"Grati a Caritas, Protezione civile e Croce rossa. Permanenza profughi avrà tempi ridottissimi, necessaria risposta unanime al di là di convenienze elettorali"
Il consigliere regionale Oliviero Dottorini (Idv), presidente della commissione Bilancio e Affari istituzionali di palazzo Cesaroni, si è recato questa mattina in visita presso le strutture temporanee di accoglienza di Canoscio e Montesca per incontrare i rifugiati tunisini e i responsabili dei centri, anche al fine di valutare di persona le condizioni di accoglienza e sicurezza.

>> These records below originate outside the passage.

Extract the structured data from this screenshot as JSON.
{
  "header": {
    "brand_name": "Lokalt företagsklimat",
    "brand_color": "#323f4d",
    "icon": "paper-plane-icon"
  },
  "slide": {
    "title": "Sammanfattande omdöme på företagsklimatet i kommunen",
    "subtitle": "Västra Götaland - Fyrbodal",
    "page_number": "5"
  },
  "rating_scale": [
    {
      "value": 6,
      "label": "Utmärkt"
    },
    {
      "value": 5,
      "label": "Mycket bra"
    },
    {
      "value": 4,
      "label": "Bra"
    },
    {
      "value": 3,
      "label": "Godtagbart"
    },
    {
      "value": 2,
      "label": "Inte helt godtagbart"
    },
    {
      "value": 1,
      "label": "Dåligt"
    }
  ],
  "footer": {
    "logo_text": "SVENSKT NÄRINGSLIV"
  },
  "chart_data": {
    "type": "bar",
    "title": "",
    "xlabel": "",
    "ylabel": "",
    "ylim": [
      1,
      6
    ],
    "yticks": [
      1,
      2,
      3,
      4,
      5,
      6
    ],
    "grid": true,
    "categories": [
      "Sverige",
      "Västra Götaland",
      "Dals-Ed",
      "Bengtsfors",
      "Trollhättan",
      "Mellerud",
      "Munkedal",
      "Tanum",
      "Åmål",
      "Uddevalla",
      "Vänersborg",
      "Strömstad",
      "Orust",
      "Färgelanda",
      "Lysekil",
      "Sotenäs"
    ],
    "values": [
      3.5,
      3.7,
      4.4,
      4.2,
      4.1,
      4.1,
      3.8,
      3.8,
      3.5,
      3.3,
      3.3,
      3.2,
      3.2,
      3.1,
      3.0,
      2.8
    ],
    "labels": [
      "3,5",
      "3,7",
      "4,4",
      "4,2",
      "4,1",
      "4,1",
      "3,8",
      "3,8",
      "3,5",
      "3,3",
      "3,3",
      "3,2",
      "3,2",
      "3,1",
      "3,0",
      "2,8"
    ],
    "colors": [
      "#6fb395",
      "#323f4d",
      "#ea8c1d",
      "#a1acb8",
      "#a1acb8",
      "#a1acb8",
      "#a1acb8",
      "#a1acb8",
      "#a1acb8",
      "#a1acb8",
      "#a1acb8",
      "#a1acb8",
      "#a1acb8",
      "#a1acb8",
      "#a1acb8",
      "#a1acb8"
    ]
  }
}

"Sento di poter dare un messaggio rassicurante e di ringraziare chi in questi giorni di emergenza non si è tirato indietro, dando prova di competenza e generosità. Caritas, Protezione civile e Croce rossa - ha spiegato Dottorini - stanno dimostrando una grande e non scontata capacità organizzativa per rispondere a un dovere civico cui siamo chiamati dallo stesso governo nazionale. Pertanto chi soffia sul fuoco della paura a soli fini elettorali commette un errore e dovrebbe almeno avere il decoro di ricordare chi ha chiesto all'Umbria e al nostro territorio di farsi carico di questa emergenza".

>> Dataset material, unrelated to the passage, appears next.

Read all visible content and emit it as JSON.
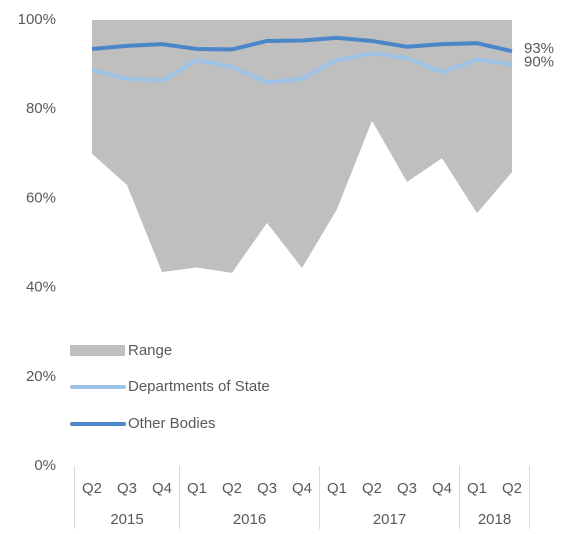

"La situazione - aggiunge Dottorini - appare completamente sotto controllo ed è importante che si sia evitato ogni disagio alla popolazione locale. La permanenza presso i centri di accoglienza, tra l'altro, avrà tempi molto ridotti e la gran parte dei profughi ha già manifestato la ferma intenzione di raggiungere altre località della Penisola o di paesi comunitari. Per questo è importante che venga rilasciato al più presto il permesso di soggiorno speciale che consentirà loro di allontanarsi dai centri, anche perché non è immaginabile il protrarsi di questa situazione oltre i pochi giorni necessari al rilascio dei documenti. Questa emergenza umanitaria deve trovare una risposta unanime da parte di tutti al di là delle appartenenze politiche e delle convenienze elettorali. A questo proposito bene ha fatto il Vescovo Domenico Cancian a ricordare il dovere di farsi carico, seppur per pochi giorni, delle vite umane di ragazzi che fuggono da una situazione di povertà e miseria".